Member of the Missouri House of Representatives from the 153rd district
- In office January 6, 2021 – 2025
- Preceded by: Jeff Shawan
- Succeeded by: Keith Elliott

Personal details
- Born: St. Louis, Missouri, U.S.
- Party: Republican
- Education: Three Rivers College (AS) Tarkio College (BS)

Military service
- Branch/service: Missouri National Guard
- Years of service: 1981–2004

= Darrell Atchison =

American politician

Darrell Atchison is an American politician and businessman who was a member of the Missouri House of Representatives from the 153rd district. Elected in November 2020, he assumed office on January 6, 2021.

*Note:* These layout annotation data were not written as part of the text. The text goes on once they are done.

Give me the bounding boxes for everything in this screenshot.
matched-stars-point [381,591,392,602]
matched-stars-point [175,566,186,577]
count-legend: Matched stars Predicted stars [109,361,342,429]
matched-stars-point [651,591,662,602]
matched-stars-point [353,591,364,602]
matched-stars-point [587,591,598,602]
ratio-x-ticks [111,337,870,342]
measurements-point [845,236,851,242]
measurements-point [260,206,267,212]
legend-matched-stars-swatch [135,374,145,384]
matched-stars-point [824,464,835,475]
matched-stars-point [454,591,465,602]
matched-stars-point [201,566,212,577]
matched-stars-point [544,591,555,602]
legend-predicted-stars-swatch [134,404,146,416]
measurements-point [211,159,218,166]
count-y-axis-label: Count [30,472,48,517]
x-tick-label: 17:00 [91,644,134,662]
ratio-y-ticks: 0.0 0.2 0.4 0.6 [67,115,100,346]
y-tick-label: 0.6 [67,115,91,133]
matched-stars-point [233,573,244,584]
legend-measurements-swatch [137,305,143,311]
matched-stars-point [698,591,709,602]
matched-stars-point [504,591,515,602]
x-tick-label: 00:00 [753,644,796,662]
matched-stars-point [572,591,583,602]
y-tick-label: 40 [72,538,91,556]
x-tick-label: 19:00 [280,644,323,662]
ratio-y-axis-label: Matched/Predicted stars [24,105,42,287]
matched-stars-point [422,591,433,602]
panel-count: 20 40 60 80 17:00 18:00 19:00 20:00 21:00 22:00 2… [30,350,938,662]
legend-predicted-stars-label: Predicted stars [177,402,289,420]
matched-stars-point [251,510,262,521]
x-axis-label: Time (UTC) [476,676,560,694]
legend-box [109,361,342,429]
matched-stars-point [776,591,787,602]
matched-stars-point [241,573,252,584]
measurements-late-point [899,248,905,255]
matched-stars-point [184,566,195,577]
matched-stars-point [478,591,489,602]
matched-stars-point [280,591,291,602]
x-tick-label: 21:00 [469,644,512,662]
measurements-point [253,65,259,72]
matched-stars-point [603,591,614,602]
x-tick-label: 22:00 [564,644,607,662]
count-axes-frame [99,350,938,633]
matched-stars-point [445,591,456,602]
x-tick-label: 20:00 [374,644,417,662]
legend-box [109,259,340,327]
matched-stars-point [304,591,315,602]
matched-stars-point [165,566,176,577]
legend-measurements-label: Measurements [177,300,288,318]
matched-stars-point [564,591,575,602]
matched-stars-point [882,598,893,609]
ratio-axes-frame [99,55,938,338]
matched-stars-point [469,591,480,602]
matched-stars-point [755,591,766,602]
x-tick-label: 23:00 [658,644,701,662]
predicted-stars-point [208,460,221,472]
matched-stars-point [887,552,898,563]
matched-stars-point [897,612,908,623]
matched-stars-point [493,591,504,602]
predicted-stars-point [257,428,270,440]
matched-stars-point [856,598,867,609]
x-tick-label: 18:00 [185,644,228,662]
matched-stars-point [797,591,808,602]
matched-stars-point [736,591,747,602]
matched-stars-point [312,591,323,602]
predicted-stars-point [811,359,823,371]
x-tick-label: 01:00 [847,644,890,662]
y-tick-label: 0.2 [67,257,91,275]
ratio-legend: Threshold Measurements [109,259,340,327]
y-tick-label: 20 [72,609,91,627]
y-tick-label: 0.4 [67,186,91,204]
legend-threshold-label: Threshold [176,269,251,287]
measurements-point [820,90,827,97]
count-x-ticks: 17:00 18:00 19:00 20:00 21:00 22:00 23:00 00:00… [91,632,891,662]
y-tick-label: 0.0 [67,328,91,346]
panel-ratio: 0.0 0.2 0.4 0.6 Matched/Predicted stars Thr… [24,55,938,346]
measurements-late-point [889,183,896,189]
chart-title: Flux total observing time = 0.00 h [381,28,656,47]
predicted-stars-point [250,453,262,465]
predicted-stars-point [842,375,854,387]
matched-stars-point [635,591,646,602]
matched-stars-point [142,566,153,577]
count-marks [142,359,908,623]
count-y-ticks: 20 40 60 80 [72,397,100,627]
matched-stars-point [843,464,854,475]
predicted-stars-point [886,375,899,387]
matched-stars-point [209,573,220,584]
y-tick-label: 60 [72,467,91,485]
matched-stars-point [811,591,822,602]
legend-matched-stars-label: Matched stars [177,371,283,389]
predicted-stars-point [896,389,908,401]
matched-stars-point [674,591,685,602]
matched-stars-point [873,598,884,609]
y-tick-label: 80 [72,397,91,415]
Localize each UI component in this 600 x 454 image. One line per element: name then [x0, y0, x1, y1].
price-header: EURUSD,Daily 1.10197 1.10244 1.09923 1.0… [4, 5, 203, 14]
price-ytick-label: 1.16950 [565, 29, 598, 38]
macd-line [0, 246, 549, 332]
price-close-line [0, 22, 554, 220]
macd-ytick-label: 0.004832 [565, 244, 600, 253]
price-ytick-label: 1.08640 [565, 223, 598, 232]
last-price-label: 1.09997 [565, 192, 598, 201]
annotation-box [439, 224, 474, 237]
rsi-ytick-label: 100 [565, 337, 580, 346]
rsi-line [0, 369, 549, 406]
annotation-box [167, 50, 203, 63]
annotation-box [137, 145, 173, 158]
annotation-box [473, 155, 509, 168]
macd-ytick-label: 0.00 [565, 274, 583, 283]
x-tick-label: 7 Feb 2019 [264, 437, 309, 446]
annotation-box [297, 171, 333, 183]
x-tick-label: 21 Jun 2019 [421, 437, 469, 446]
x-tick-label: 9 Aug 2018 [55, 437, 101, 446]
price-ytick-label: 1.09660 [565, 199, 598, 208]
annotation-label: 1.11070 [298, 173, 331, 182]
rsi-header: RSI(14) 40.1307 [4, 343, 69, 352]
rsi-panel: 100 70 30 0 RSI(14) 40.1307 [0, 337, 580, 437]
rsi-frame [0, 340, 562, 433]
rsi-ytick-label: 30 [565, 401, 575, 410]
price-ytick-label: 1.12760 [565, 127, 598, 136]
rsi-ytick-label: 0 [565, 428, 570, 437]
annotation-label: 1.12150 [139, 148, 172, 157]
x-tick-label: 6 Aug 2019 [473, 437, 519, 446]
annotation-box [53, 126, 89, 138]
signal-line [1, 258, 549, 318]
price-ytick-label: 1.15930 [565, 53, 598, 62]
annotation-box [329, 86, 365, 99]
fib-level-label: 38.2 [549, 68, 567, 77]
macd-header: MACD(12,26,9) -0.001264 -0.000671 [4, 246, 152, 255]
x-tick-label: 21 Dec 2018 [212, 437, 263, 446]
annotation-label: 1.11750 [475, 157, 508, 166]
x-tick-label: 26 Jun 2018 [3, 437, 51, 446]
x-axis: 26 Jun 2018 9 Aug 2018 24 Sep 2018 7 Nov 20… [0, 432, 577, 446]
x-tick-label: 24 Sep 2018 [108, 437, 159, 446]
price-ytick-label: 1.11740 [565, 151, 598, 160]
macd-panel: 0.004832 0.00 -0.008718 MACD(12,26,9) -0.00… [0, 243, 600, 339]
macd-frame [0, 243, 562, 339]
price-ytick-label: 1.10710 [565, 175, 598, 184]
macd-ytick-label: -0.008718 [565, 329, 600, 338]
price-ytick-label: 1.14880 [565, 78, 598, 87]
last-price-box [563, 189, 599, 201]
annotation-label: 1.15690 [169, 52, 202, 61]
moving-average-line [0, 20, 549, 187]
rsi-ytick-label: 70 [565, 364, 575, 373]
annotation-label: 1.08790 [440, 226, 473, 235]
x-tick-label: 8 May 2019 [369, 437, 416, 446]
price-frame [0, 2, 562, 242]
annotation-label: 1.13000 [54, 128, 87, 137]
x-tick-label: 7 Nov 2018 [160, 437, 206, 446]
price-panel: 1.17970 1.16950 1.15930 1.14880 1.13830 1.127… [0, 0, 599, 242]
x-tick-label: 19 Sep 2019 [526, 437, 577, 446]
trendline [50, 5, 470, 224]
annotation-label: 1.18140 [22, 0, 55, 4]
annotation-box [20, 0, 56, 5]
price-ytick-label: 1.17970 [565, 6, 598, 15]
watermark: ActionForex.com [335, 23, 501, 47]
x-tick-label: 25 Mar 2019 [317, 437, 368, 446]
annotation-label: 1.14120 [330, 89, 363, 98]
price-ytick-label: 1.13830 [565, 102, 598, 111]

== Early life and education ==
Atchison was born in St. Louis and moved to Williamsville, Missouri, at the age of 12. After graduating from Poplar Bluff High School, he earned an associate degree from Three Rivers College and a Bachelor of Science in business from Tarkio College.

== Career ==
From 1981 to 2004, Atchison served as a maintenance and logistics officer in the Missouri National Guard, retiring with the rank of major. He was also the founder and president of Four A Enterprises, manufacturing and assembly business. Since 2008, he has worked as a financial representative for Modern Woodmen of America. Atchison was elected to the Missouri House of Representatives in November 2020 and assumed office on January 6, 2021.